Tsuruhime denki: Metsubo Setouchi suigun (Tale of the Crane Princess, Fate of Arms in the Seto Sea, 1993) is a cheapo historical adventure telefilm I turst was aimed at youth. It's utter lack of sophistication & its disdain for historicity would annoy anyone steeped in the good things of jidai-geki or samurai cinema.
Midway through the Warring States era, an island clan off the coast of Mishima is struggling to preserve the independence from perpetually warring Japan, even if they can only do so through piratical activity.
Into a lineage of shrine priests descended of samurai is born a sacred daughter, when what was expected was a sacred son. This child was named Tsuruhime, the Crane Princess (Kumiko Goto).
For a film historically absurd, it spends a lot of time with tedious narration of the political situation year by year, while being awfully slow at developing characters.
The Crane Princess grows up a tomboy & believes her grampa to have become God of the Seto Sea. She is herself this Dragon God's messenger. Her messages, alas, are just additional reports on the political situation, further delaying getting down to anything with character or action in it.
As politics lead inexorably to war, further dull history lessons are provided. At long last the Crane Princess decides she, too, must fight. So her family locks her in storage house to keep her from doing un-girly stuff.
If this film had given a fig about Japanese history it wouldn't've had this samurai princess treated as a peculiarity who had to be locked up in the shed lest she try to be a hero. During the warring states period, all women of samurai class learned to fight, typically with naginata (halbard) & with bow & arrow, but also with swords & other weapons.
All such women were prepared at the very least to defend castles while the men were in the moving camps. So despite all the dull history lessons in this film, rendering it tedious, it gets very little of the social structure right.
When her brother dies in battle, only she is left as the incarnation of the Dragon God. Armor had long before been made just for her, at her late father's dictate, but had been kept hidden away. It is finally revealed, & her destiny can no longer be denied.

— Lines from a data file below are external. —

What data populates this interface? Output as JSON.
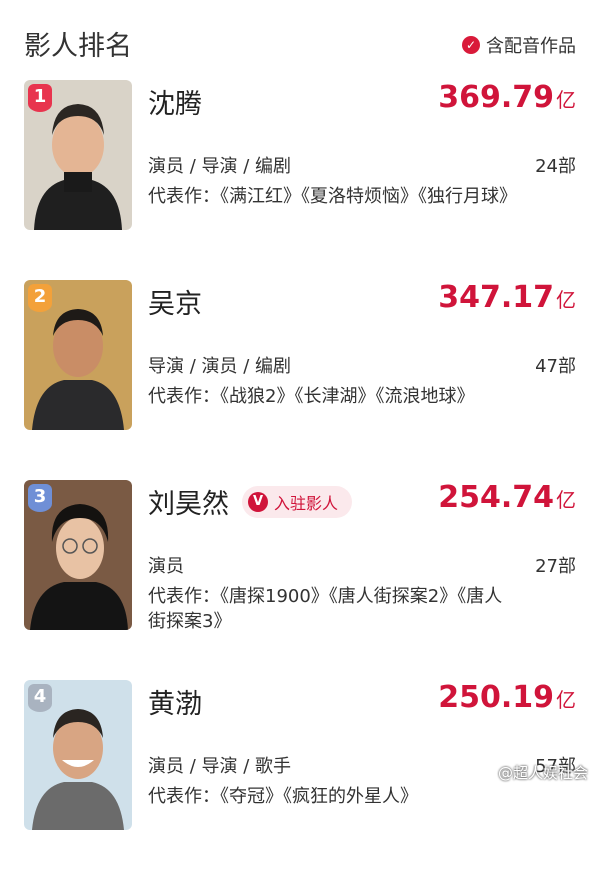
{
  "header": {
    "title": "影人排名",
    "filter_label": "含配音作品"
  },
  "ranking": [
    {
      "rank": "1",
      "name": "沈腾",
      "box_office": "369.79",
      "unit": "亿",
      "roles": "演员 / 导演 / 编剧",
      "works_count": "24部",
      "works": "代表作：《满江红》《夏洛特烦恼》《独行月球》",
      "rank_color": "#e8344e"
    },
    {
      "rank": "2",
      "name": "吴京",
      "box_office": "347.17",
      "unit": "亿",
      "roles": "导演 / 演员 / 编剧",
      "works_count": "47部",
      "works": "代表作：《战狼2》《长津湖》《流浪地球》",
      "rank_color": "#f3a13a"
    },
    {
      "rank": "3",
      "name": "刘昊然",
      "verified_label": "入驻影人",
      "box_office": "254.74",
      "unit": "亿",
      "roles": "演员",
      "works_count": "27部",
      "works": "代表作：《唐探1900》《唐人街探案2》《唐人街探案3》",
      "rank_color": "#6f8fd6"
    },
    {
      "rank": "4",
      "name": "黄渤",
      "box_office": "250.19",
      "unit": "亿",
      "roles": "演员 / 导演 / 歌手",
      "works_count": "57部",
      "works": "代表作：《夺冠》《疯狂的外星人》",
      "rank_color": "#a9b3c0"
    }
  ],
  "watermark": "@超人娱社会",
  "colors": {
    "accent": "#d0143a",
    "background": "#ffffff"
  },
  "icons": {
    "check": "check-circle-icon",
    "verified": "v-badge-icon"
  }
}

She sets out to save Omi Island from her peoples' enemies. And hooboy does look spilffy & hot-cha-cha all dressed up for battle. Too bad four-fifths of the film is such a tedious teledrama, as the star really looks her part, if only it had been better written.
After establishing her warrior credentials, we still have to overlook the fact that the actress never even bothered to learn how to hold a bow & arrow correctly.
At least we're going to see her in some sort of action, right? Wrong. It turns into a love story amidst wartime politics, with a tepid tragedy resulting, & a couple western kiss scenes, a courtship practice alien to Japan of that era.
In the climax the Crane Princess has her second warrior-posturing scene as "the Joan of Arc of Omishima." Throughout she remains onoy a symbolic figurehead not actually capable of anything.
To cement the thing in maximum absurdity, it ends with a supernatural sequence of Princess Tsuru's posthumous duel with her chief foe. How wacky she had to be dead to finally do something. She then gives a nice ghostly dance of victorious sadness. This part tries to be poetic & it might've succeeded if anything else in the film had in any way plausibly led up to this.
Although the climax is not all well staged, it was even so an almost-effective ending to an otherwise awful movie. Having almost no substance to back up its sentimentality, however, a last-minute dash for something worthwhile just doesn't make up for the rest.